Proper maintenance of your bike will go a long way in ensuring you continue to enjoy your investment for the foreseeable future. One of the best ways to keep your bike running in tip-top shape is by staying on top of chain life. If we are being cautious of how the chain on our bike is wearing we can actually keep from having to replace the rest of the drivetrain as often. Typically if we are staying up on replacing the chain prior to it wearing too excessively we can get about 3 chains to every 1 time we would have to replace the chainring and cassette. Purchasing a chain checking tool is a great add-on for any bike owner looking to upgrade their tool belt. This simple tool will allow us to measure the growth of the chain, so we know when to replace things ensuring the best ride quality possible.

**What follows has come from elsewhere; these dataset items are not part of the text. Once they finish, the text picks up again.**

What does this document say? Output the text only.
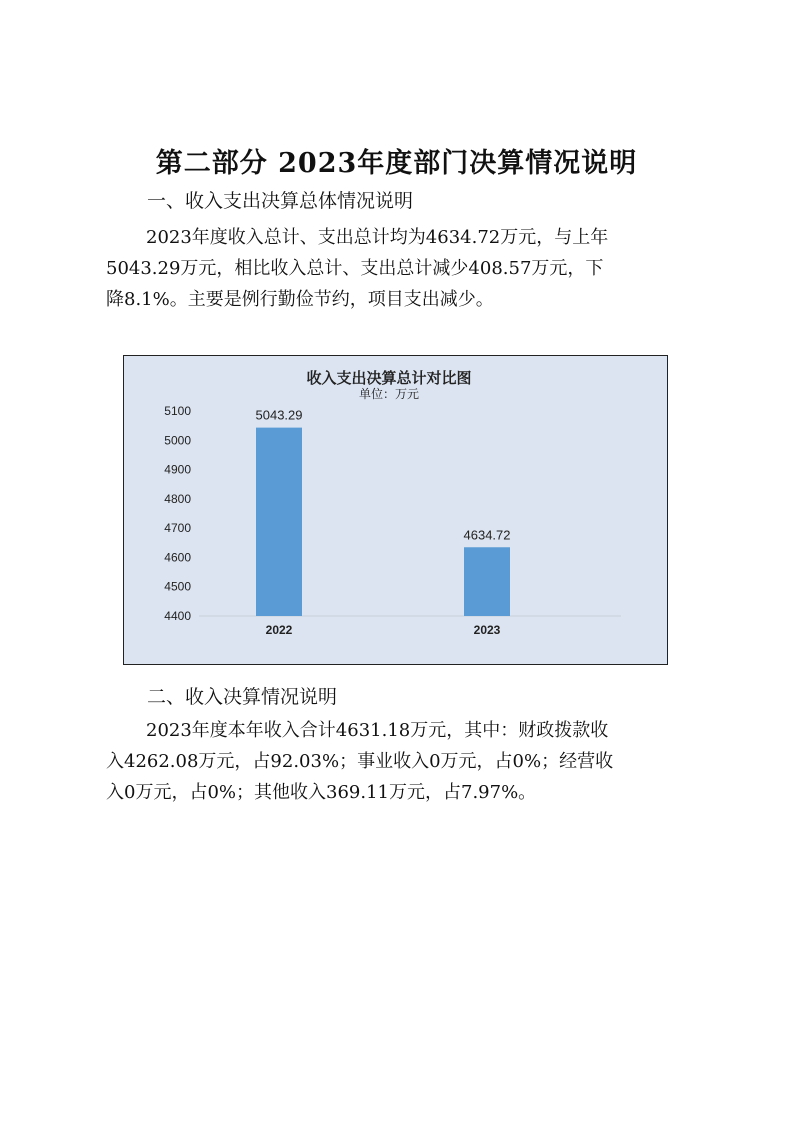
第二部分 2023年度部门决算情况说明
一、收入支出决算总体情况说明
2023年度收入总计、支出总计均为4634.72万元，与上年
5043.29万元，相比收入总计、支出总计减少408.57万元，下
降8.1%。主要是例行勤俭节约，项目支出减少。
收入支出决算总计对比图
单位：万元
4400
4500
4600
4700
4800
4900
5000
5100	5043.29
2022
4634.72
2023
二、收入决算情况说明
2023年度本年收入合计4631.18万元，其中：财政拨款收
入4262.08万元，占92.03%；事业收入0万元，占0%；经营收
入0万元，占0%；其他收入369.11万元，占7.97%。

Here is a great instructional video on doing so.
Chain wear gauge
How does a rear derailleur work:
One of the most common complaints of any cyclist is a derailleur that has found its way out of alignment. This can be caused by a multitude of reasons and can be confusing for some riders to address without the help of a professional mechanic. Here is a list of some of the more common answers and solutions to these issues.
1. Bent derailleur hanger
The derailleur hanger is a inch or so long metal bracket that is used to connect the derailleur to the frame itself. It is made out of a more malleable material than that of the frame and derailleur and is actually designed to absorb impact and bend taking the load off both derailleur and frame. These can sometimes be straightened out using a specialty tool known as a derailleur alignment guide or “DAG” for short. Keep in mind that once a metal has been bent once it loses a large majority of structural integrity so the best fix would be to replace this component. Luckily this is also designed to be the most affordable part of the system to be replaced, and can be sourced directly through M2S if necessary.
2.Improper cable tension
It is quite common to notice a slight drop in performance from the shifting as you start to log some initial miles on your new bike. No need to worry as this is a normal thing to have occurred. What you’re experiencing is the cable that actuates the derailleur is stretching out from use and is not giving the same amount of input into the derailleur as it once did. This is a simple fix and can be done by locating the “Barrel adjuster” and turning it a quarter rotation at a time.
If for some reason we have tried these two adjustments and still feel we are having troubles or that we were uncomfortable with doing so in the first place we always recommend referring to your local bike shop for their assistance. Not only will their paid professionals be able to get your bike back up and riding like new, but they may also be willing to help educate you in the process of doing so yourself for future reference!